Die südkoreanische Hafenstadt wird von Gangs beherrscht, Gebiete und Tätigkeitsfelder sind aufgeteilt und die kleinen Gangster haben Abgaben an die Großen zu leisten. Großer Bruder Huisu war einmal ein hoffnungsvoller Boxer, der nationale Wettkämpfe bestreiten konnte. Inzwischen ist er vierzig Jahre alt und arbeitet schon seit 20 Jahren für Vater Son, dessen eigene Familie bereits verstorben ist. Huisu ist unzufrieden, in den 20 Jahren hat er nicht viel erreicht. Er hat Schulden und ist immer noch Vater Sons Handlanger. Auch mit seiner großen Liebe hat es nicht geklappt. Entschlossen schmiedet Huisu Pläne. Es muss sich etwas ändern.

Das Wirtschaftsleben ist genauestens geregelt in diesem Thriller. Huisu und seine Kumpane saufen, schlagen und erpressen, wobei Huisu allerdings hervorsticht, da er manchmal über seine Handlungen nachdenkt und sich auch überlegt, was er eigentlich vom Leben will. Er ist Vater Son dankbar, dass er ihn unter seine Fittiche genommen hat. Allerdings will Huisu was Eigenes auf die Beine stellen. Der Weg dahin ist jedoch beschwerlich. Es kommt zu kleinen Scharmützeln unter den Gangs, doch Vater Son plädiert dafür, Ruhe zu bewahren. Manchmal ist es besser, wenn es bleibt wie es ist. Huisu will das nicht so sehen.

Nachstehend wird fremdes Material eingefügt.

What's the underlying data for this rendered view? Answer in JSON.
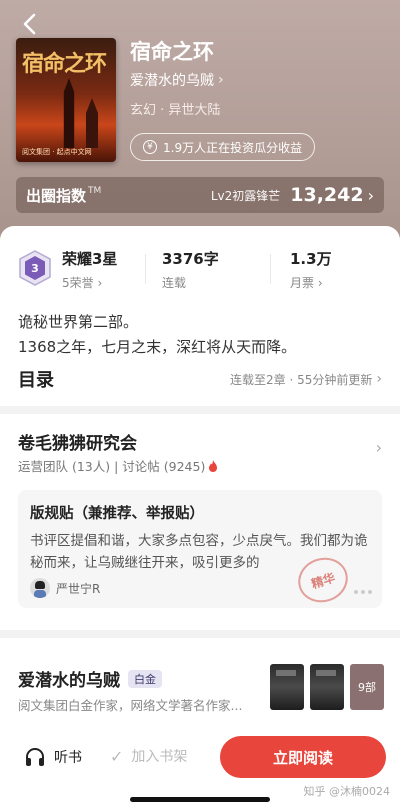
{
  "header": {
    "book_title": "宿命之环",
    "author": "爱潜水的乌贼",
    "genre": "玄幻 · 异世大陆",
    "invest_text": "1.9万人正在投资瓜分收益",
    "cover_title": "宿命之环",
    "cover_footer": "阅文集团 · 起点中文网"
  },
  "index": {
    "label": "出圈指数",
    "tm": "TM",
    "level": "Lv2初露锋芒",
    "value": "13,242"
  },
  "stats": {
    "honor_title": "荣耀3星",
    "honor_sub": "5荣誉",
    "badge_number": "3",
    "words_main": "3376字",
    "words_sub": "连载",
    "tickets_main": "1.3万",
    "tickets_sub": "月票"
  },
  "intro": {
    "line1": "诡秘世界第二部。",
    "line2": "1368之年，七月之末，深红将从天而降。"
  },
  "toc": {
    "label": "目录",
    "status": "连载至2章 · 55分钟前更新"
  },
  "circle": {
    "title": "卷毛狒狒研究会",
    "meta": "运营团队 (13人) | 讨论帖 (9245)",
    "post_title": "版规贴（兼推荐、举报贴）",
    "post_body": "书评区提倡和谐，大家多点包容，少点戾气。我们都为诡秘而来，让乌贼继往开来，吸引更多的",
    "post_user": "严世宁R",
    "stamp_text": "精华"
  },
  "author_section": {
    "name": "爱潜水的乌贼",
    "tier": "白金",
    "desc": "阅文集团白金作家，网络文学著名作家...",
    "works_count": "9部"
  },
  "bottom": {
    "listen": "听书",
    "add_shelf": "加入书架",
    "read": "立即阅读",
    "watermark": "知乎 @沐楠0024"
  }
}
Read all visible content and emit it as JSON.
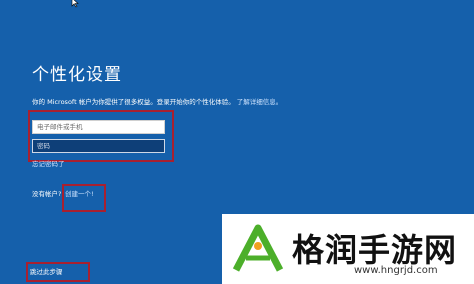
{
  "page": {
    "title": "个性化设置",
    "description_main": "你的 Microsoft 帐户为你提供了很多权益。登录开始你的个性化体验。",
    "description_link": "了解详细信息。"
  },
  "login": {
    "email_placeholder": "电子邮件或手机",
    "password_placeholder": "密码",
    "forgot_password": "忘记密码了",
    "no_account_text": "没有帐户?",
    "create_account": "创建一个!",
    "skip": "跳过此步骤"
  },
  "watermark": {
    "name": "格润手游网",
    "url": "www.hngrjd.com"
  },
  "colors": {
    "background": "#1560ab",
    "highlight": "#a8202f",
    "logo_green": "#4caf2a"
  }
}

Sehr eindringlich schildert der Autor die Handlungen der rivalisierenden Gangs. Gewalttätig, versoffen und düster erscheinen die Gangster, aber auch die Entspannung am Meer genießend, intelligent und empfindsam. So interessant das ungewöhnliche Setting, so mitunter ausschweifend beschrieben ist der eintönige Alltag. Es scheint als sei Huisu erst mit 40 zum Rebellen geworden und man nimmt ihn den spät pubertierenden nicht so ganz ab. Die Sprachwahl gibt dem Roman eine Leichtigkeit, die der Thematik entgegensteht. Hierdurch bekommt die Lektüre eine besondere etwas aberwitzige Note. Auch wenn die Sterberate letztlich recht hoch ist, so ist die Handlung doch geschickt aufgebaut und überraschend.